Milford Sound, renowned for its majestic beauty, holds wonders for divers under the surface, matching the astounding topside scenery.

The Piopiotahi Marine Reserve is situated along the northern side of Milford Sound, stretching from the village of Milford Sound to Dale Point, where it meets the Tasman Sea.

Milford is the northern most fiord of a World Heritage-listed area, shaped by powerful glaciers in times long past. While called Milford Sound Milford Fiord would be a more accurate description.

The reserve’s name, Piopiotahi, means “one native thrush”, a ground feeding bird, now thought to be extinct.

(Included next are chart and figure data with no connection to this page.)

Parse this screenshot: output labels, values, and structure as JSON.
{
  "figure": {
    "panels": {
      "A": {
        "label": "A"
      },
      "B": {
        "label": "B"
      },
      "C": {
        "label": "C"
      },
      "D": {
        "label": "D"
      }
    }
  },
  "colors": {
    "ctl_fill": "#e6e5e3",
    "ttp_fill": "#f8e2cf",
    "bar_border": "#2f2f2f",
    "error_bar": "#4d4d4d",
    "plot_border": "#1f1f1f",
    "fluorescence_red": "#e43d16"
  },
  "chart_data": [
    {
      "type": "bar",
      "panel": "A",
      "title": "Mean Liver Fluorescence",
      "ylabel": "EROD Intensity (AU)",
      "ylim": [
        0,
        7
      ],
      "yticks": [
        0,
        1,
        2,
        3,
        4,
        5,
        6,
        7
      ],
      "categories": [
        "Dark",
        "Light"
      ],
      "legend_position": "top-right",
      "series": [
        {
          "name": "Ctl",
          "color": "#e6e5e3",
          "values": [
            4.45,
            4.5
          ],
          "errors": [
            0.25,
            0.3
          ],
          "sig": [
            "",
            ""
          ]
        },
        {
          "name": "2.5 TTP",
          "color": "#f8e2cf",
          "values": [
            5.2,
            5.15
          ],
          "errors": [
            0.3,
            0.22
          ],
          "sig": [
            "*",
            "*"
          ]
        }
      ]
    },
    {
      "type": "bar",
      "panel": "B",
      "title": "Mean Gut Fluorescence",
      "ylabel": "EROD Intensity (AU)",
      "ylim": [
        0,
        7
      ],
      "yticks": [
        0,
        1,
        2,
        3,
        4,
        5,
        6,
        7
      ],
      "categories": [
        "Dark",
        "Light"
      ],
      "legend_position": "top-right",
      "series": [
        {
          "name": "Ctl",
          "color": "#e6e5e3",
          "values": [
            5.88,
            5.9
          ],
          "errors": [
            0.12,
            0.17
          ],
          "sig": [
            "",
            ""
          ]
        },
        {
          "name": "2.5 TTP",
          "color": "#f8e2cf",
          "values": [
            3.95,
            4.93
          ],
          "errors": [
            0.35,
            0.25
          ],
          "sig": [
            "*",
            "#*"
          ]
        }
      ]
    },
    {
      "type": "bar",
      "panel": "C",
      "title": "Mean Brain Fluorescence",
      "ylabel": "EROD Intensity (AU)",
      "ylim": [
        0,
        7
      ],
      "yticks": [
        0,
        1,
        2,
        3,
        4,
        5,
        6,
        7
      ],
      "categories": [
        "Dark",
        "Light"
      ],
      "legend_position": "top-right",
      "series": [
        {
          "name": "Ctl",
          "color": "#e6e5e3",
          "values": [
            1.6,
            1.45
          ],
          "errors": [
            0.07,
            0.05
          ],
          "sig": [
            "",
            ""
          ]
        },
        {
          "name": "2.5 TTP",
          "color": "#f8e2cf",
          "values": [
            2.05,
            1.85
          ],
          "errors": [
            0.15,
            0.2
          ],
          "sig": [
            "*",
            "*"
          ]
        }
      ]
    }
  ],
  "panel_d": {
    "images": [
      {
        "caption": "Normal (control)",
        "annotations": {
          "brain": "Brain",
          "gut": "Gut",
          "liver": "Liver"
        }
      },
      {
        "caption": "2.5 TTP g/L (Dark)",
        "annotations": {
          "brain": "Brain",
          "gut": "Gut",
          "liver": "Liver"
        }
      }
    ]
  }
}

Piopiotahi was established in 1993, spans 16 km in length and covers an area of 690 hectares. The fiord consists mostly of steep rock walls with rocky shallow reefs in between. In the more inner fiord it reaches depths of over 400 metres deep, and towards the entrance, a maximum depth of 125 metres.

Delicate invertebrates cover steep rock walls on the inner side of the reserve - a thriving environment for black coral trees, tubeworms, sponges, soft corals, red coral, colonial sea squirts and anemones.

On the Tasman Sea side of the reserve deepwater species meet pelagic and reef species, which creates a great abundance in unique life forms to observe. Here divers are often greeted by spiny dog sharks, hundreds of rock lobster, octopus, numerous reef fish, schools of butterfly perch, stingrays, seals and even an occasional bottlenose dolphin encounter. Ancient brachiopods can also be found, which are clam-like animals that have remained unchanged for 300 million years.

This unique habitat is thanks to the huge amount of rain the area receives. The Fiordland area receives about 7 metres of rainfall per year. Numerous rivers, streams and thundering waterfalls pour a layer of tannin-stained freshwater into the fiords, which remains on the surface and can range from a couple of centimetres to about 10 metres deep.

Because this layer is stained to a tea colour, it reduces the amount of light able to penetrate into the depths, therefore tricking deepwater species into shallower waters. This phenomenon is also known as “deep water emergence”.
 
For example, black coral normally inhabit depths between 200m and 1000metres, where in Milford Sound they grow in depths of 8 metres and beyond which makes for a unique diver's paradise.